Sag Harbor Cinema will host a special screening of Kathleen Collins’ Losing Ground, one of the first fictional features directed by an African American woman, followed by a conversation with the filmmaker's daughter, Nina Lorez Collins, November 5th at 6pm. The film celebrates its 40th anniversary, and what would have been Kathleen Collins’ 80th birthday, with a brand new 4K restoration.
A writer, activist, academic and intrepid filmmaker, from the beginning, Collins offered a different approach to the portrayal of Black and minority communities. Her first film, The Cruz Brothers and Ms. Malloy (1980) told the story of three Puertorican brothers facing their father’s ghost. Losing Ground centers around a couple of Black professionals –a university professor and her artist husband– and their world, a milieu rarely portrayed in mainstream media at that time. Completed in 1982, the film struggled to find a distributor. It was not released theatrically and virtually disappeared. It resurfaced for one showing on WNET’s Independent Focus, in 1987. It won First Prize at the Figueroa International Film Festival in Portugal and garnered some international acclaim, but received little notice in the United States. In fact, the first substantial coverage that Collins received in the New York Times was her obituary, following her untimely death at 46, in 1988.
“Nina Collins has been the force behind the rediscovery of her mother’s trailblazing work –both her films and her writings. She had approached me in the Spring with the idea of screening Losing Ground –which of course I welcomed. I knew the film but never had a chance to see it on the big screen. When I learned that there was a restoration in the works we decided to wait,” says Sag Harbor Cinema’s Founding Artistic Director, Giulia D’Agnolo Vallan.
“The new restoration of my mother’s 1982 film, LOSING GROUND, is a gift to film history and preservation.
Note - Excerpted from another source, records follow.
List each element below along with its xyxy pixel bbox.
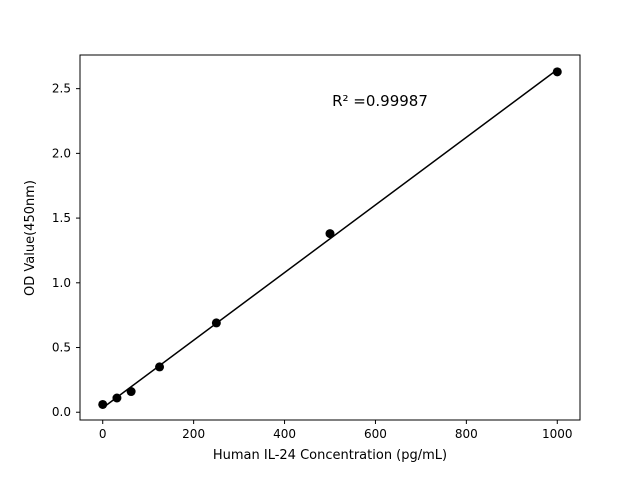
data-point	[325, 229, 335, 239]
data-point	[112, 393, 122, 403]
y-tick-label: 2.0	[52, 146, 71, 160]
x-tick-label: 200	[182, 427, 205, 441]
x-tick-label: 800	[455, 427, 478, 441]
y-tick-label: 1.0	[52, 276, 71, 290]
data-point	[155, 362, 165, 372]
data-point	[98, 399, 108, 409]
x-tick-label: 600	[364, 427, 387, 441]
y-axis-label: OD Value(450nm)	[23, 180, 38, 296]
x-tick-label: 0	[99, 427, 107, 441]
data-point	[211, 318, 221, 328]
y-tick-label: 1.5	[52, 211, 71, 225]
x-tick-label: 1000	[542, 427, 573, 441]
y-tick-label: 0.0	[52, 405, 71, 419]
data-point	[126, 387, 136, 397]
x-axis-label: Human IL-24 Concentration (pg/mL)	[213, 448, 447, 463]
axes-frame	[79, 54, 581, 421]
plot-area: 0 200 400 600 800 1000 0.0 0.5 1.0 1.5 2.0 2.5	[52, 54, 581, 441]
y-tick-label: 0.5	[52, 341, 71, 355]
data-point	[552, 67, 562, 77]
x-tick-label: 400	[273, 427, 296, 441]
r-squared-annotation: R² =0.99987	[332, 92, 428, 110]
fit-line	[102, 69, 558, 409]
y-tick-label: 2.5	[52, 82, 71, 96]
I’m very honored to be able to share her work with my community on the East End," Lorez Collins says of the event.
Kathleen Collins wrote a collection of short stories in the 1970s. They could not find a publisher at that time, but instead served as the inspiration for her second film’s title, “Losing Ground.” Initial funding for this totally independent production came from a grant from The American Film Institute in association with The National Endowment for the Arts and amounted to $25,000. The final cost of the film was $125,000, which like much minority filmmaking of the time, was funded by German television with rights to show the film for three years in Germany and Austria. This turned out to be the film’s biggest public, while distributors in the U.S. could not imagine a target audience for it.
Collins has cited Éric Rohmer, the French New Wave director, as her only filmmaking inspiration. She remarked in an interview that this was likely because he was a very literary filmmaker and not afraid of language in film.
Nina Lorez Collins, who is a part time resident of the East End, will join Sag Harbor Cinema’s Founding Artistic Director, Giulia D’Agnolo Vallan, for a Q&A following the screening of the film.
Restoration by Yale Film Archive, The Film Foundation, and Milestone Films, supervised by Brian Meacham, with transfer supervised by Ronald K. Gray. Funding provided by the Hobson/Lucas Family Foundation. Lab: Colorlab. Audio Restoration: Audio Mechanics. Thank you to Nina Collins, Terri Francis, Michael Lloyd, Michael Minard, John Polito, and AJ Rohner. A Milestone and Kino Lorber release.
For more information on the film, see below:
LOSING GROUND
Dir. Kathleen Collins
USA, 1982; 86 mins, in English
The inimitable Kathleen Collins' second film tells the story of two remarkable people, married and hurtling toward a crossroads in their lives: Sara Rogers, a Black professor of philosophy, is embarking on an intellectual quest just as her painter husband, Victor, sets off on an exploration of joy. Victor decides to rent a country house away from the city, but the couple’s summer idyll becomes complicated by his involvement with a younger model. One of the very first fictional features by an African-American woman, Losing Ground remains a stunning and powerful work of art for being a funny, brilliant, and personal member of indie cinema canon.
About the Sag Harbor Cinema
As a not-for-profit 501(c)3, community-based organization, Sag Harbor Cinema is dedicated to presenting the past, present and future of the Movies and to preserving and educating about films, filmmaking, and the film-going experience in its three state-of-the-art theaters. The Cinema engages its audiences and the community year-round through dialogue, discovery, and appreciation of the moving image – from blockbusters to student shorts and everything in between. Revitalized and reimagined through unprecedented community efforts to rebuild the iconic Main Street structure after a fire nearly destroyed it in 2016, SHC continues a long historic tradition of entertainment in the heart of Sag Harbor Village. SHC Members enjoy discounts on tickets and merchandise and can purchase food and drink at our concession stand, cafe, as well as our member-only rooftop lounge, The Green Room.